Si definisce otorrea la fuoriuscita dall’orecchio di materiale che può essere acquoso, sieroso, con tracce ematiche oppure purulento: non si tratta di una patologia, ma del sintomo di una condizione sottostante.
«Talvolta si accompagna ad altri segni e sintomi associati, come dolore all’orecchio, febbre, prurito, vertigini, acufeni e calo uditivo», spiega il dottor Gianfranco Niedda, responsabile dell’Unità operativa di Otorinolaringoiatria del G.B. Mangioni Hospital di Lecco.
Quali sono le cause dell'otorrea
Fra le principali cause di otorrea c’è l’otite media acuta, che spesso si sviluppa dopo un raffreddore, un’influenza o altre infezioni delle vie respiratorie superiori, perché virus o batteri possono diffondersi all’orecchio medio attraverso la tromba di Eustachio, che collega l’orecchio medio alla faringe.
«Quando si infiamma, questo canale non riesce più a regolare correttamente la pressione nell’orecchio medio e quest’ultimo può riempirsi di fluidi, creando un ambiente favorevole per lo sviluppo di infezioni che predispongono alla perforazione timpanica», descrive il dottor Niedda. «Questa forma di otite ha un esordio acuto ed è caratterizzata da un calo uditivo e dal dolore che precede l’otorrea: piuttosto tipico è il fatto che, dopo la fuoriuscita di liquido, il dolore all’orecchio si attenua, perché diminuisce la tensione sulla membrana timpanica».
Un’altra causa frequente di otorrea è l’otite media cronica, che si differenzia da quella acuta perché solitamente persiste per un lungo periodo di tempo, può creare un’otorrea ricorrente e, di solito, non si associa a dolore.
E poi c’è l’otite esterna, un’infezione che interessa la cute del condotto uditivo esterno. «Di solito, oltre all’otorrea, questa forma di otite è caratterizzata anche da prurito e da un dolore che compare soprattutto aprendo la bocca, appoggiando la testa sul cuscino o compiendo una qualunque azione che determini anche un movimento del condotto uditivo», aggiunge l’esperto.
Come si diagnostica l'otorrea
La diagnosi di otorrea richiede una valutazione medica, che include innanzitutto un’anamnesi dettagliata (per raccogliere informazioni sui sintomi, sulla durata del problema, su eventuali dolori all’orecchio, sulla presenza di febbre, su un calo uditivo, su manovre inappropriate di pulizia del condotto uditivo o su traumi recenti) e un esame otoscopico con una toilette auricolare mediante aspirazione.
Un altro ausilio diagnostico è l’esame audiometrico (per valutare la funzionalità uditiva e determinare se ci sono perdite uditive a carico del nervo acustico, ossia un danno neurosensoriale nelle forme più gravi di otite) ed esami di imaging, come la tomografia computerizzata o la risonanza magnetica per valutare le strutture interne dell’orecchio.
«Questi ultimi test sono utili nelle otiti croniche con colesteatoma, dove si ha una crescita anomala di tessuto cutaneo nella cassa timpanica», specifica il dottor Niedda. «La caratteristica di queste otiti è l’otorrea fetida, caratterizzata dalla fuoriuscita di un liquido maleodorante».
Come si cura l'otorrea
Il trattamento dell’otorrea dipende dalla causa determinante.

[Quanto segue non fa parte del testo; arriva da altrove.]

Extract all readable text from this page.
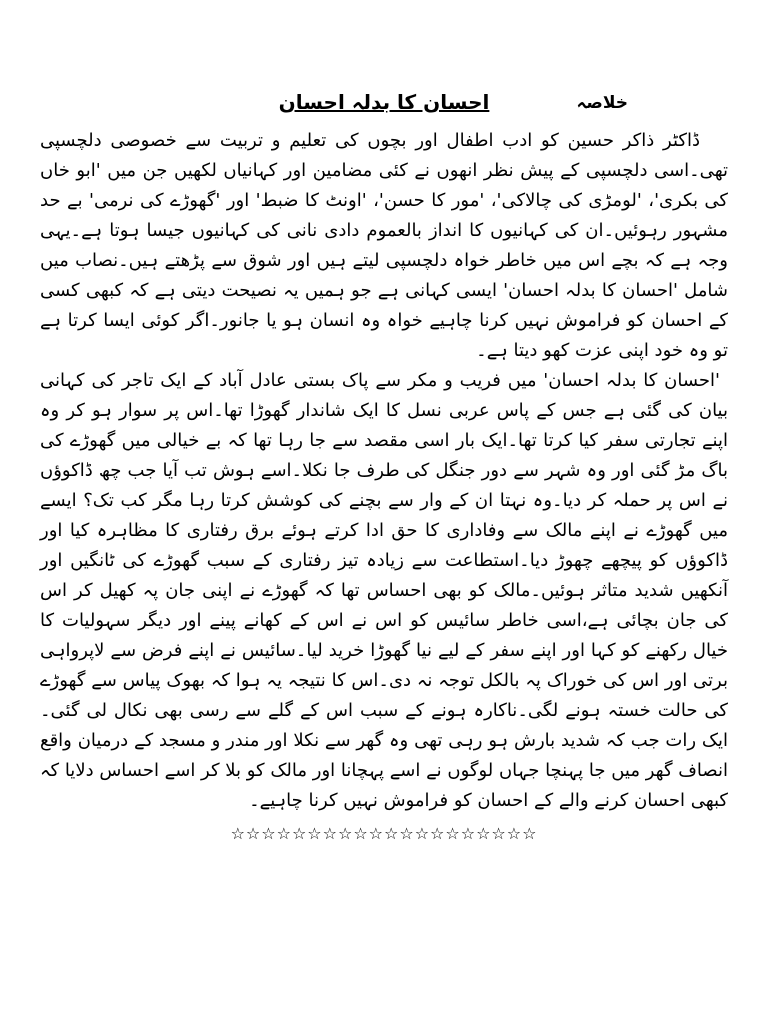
خلاصہ
احسان کا بدلہ احسان

ڈاکٹر ذاکر حسین کو ادب اطفال اور بچوں کی تعلیم و تربیت سے خصوصی دلچسپی تھی۔اسی دلچسپی کے پیش نظر انھوں نے کئی مضامین اور کہانیاں لکھیں جن میں 'ابو خاں کی بکری'، 'لومڑی کی چالاکی'، 'مور کا حسن'، 'اونٹ کا ضبط' اور 'گھوڑے کی نرمی' بے حد مشہور رہوئیں۔ان کی کہانیوں کا انداز بالعموم دادی نانی کی کہانیوں جیسا ہوتا ہے۔یہی وجہ ہے کہ بچے اس میں خاطر خواہ دلچسپی لیتے ہیں اور شوق سے پڑھتے ہیں۔نصاب میں شامل 'احسان کا بدلہ احسان' ایسی کہانی ہے جو ہمیں یہ نصیحت دیتی ہے کہ کبھی کسی کے احسان کو فراموش نہیں کرنا چاہیے خواہ وہ انسان ہو یا جانور۔اگر کوئی ایسا کرتا ہے تو وہ خود اپنی عزت کھو دیتا ہے۔

'احسان کا بدلہ احسان' میں فریب و مکر سے پاک بستی عادل آباد کے ایک تاجر کی کہانی بیان کی گئی ہے جس کے پاس عربی نسل کا ایک شاندار گھوڑا تھا۔اس پر سوار ہو کر وہ اپنے تجارتی سفر کیا کرتا تھا۔ایک بار اسی مقصد سے جا رہا تھا کہ بے خیالی میں گھوڑے کی باگ مڑ گئی اور وہ شہر سے دور جنگل کی طرف جا نکلا۔اسے ہوش تب آیا جب چھ ڈاکوؤں نے اس پر حملہ کر دیا۔وہ نہتا ان کے وار سے بچنے کی کوشش کرتا رہا مگر کب تک؟ ایسے میں گھوڑے نے اپنے مالک سے وفاداری کا حق ادا کرتے ہوئے برق رفتاری کا مظاہرہ کیا اور ڈاکوؤں کو پیچھے چھوڑ دیا۔استطاعت سے زیادہ تیز رفتاری کے سبب گھوڑے کی ٹانگیں اور آنکھیں شدید متاثر ہوئیں۔مالک کو بھی احساس تھا کہ گھوڑے نے اپنی جان پہ کھیل کر اس کی جان بچائی ہے،اسی خاطر سائیس کو اس نے اس کے کھانے پینے اور دیگر سہولیات کا خیال رکھنے کو کہا اور اپنے سفر کے لیے نیا گھوڑا خرید لیا۔سائیس نے اپنے فرض سے لاپرواہی برتی اور اس کی خوراک پہ بالکل توجہ نہ دی۔اس کا نتیجہ یہ ہوا کہ بھوک پیاس سے گھوڑے کی حالت خستہ ہونے لگی۔ناکارہ ہونے کے سبب اس کے گلے سے رسی بھی نکال لی گئی۔ایک رات جب کہ شدید بارش ہو رہی تھی وہ گھر سے نکلا اور مندر و مسجد کے درمیان واقع انصاف گھر میں جا پہنچا جہاں لوگوں نے اسے پہچانا اور مالک کو بلا کر اسے احساس دلایا کہ کبھی احسان کرنے والے کے احسان کو فراموش نہیں کرنا چاہیے۔

☆☆☆☆☆☆☆☆☆☆☆☆☆☆☆☆☆☆☆☆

Si ricorre a una terapia antibiotica in caso di otite media acuta, mentre nella forma cronica e in quella esterna si ricorre solitamente a gocce auricolari antibiotiche (i batteri che causano l’otite esterna o l’otite cronica sono ben noti) con corticosteroidi oppure a gocce antimicotiche nelle forme causate da funghi, oltre che a disinfettanti locali. L’otite con colesteatoma richiede invece un approccio chirurgico.
«Meglio evitare i rimedi fai-da-te, come le gocce di olio di oliva o altri rimedi della nonna instillati direttamente nel condotto uditivo», raccomanda il dottor Niedda. «Limitiamoci a pulire delicatamente la zona ed evitiamo di chiudere le orecchie con garze o cotone: impedire il drenaggio spontaneo del pus rischia di aggravare l’infezione».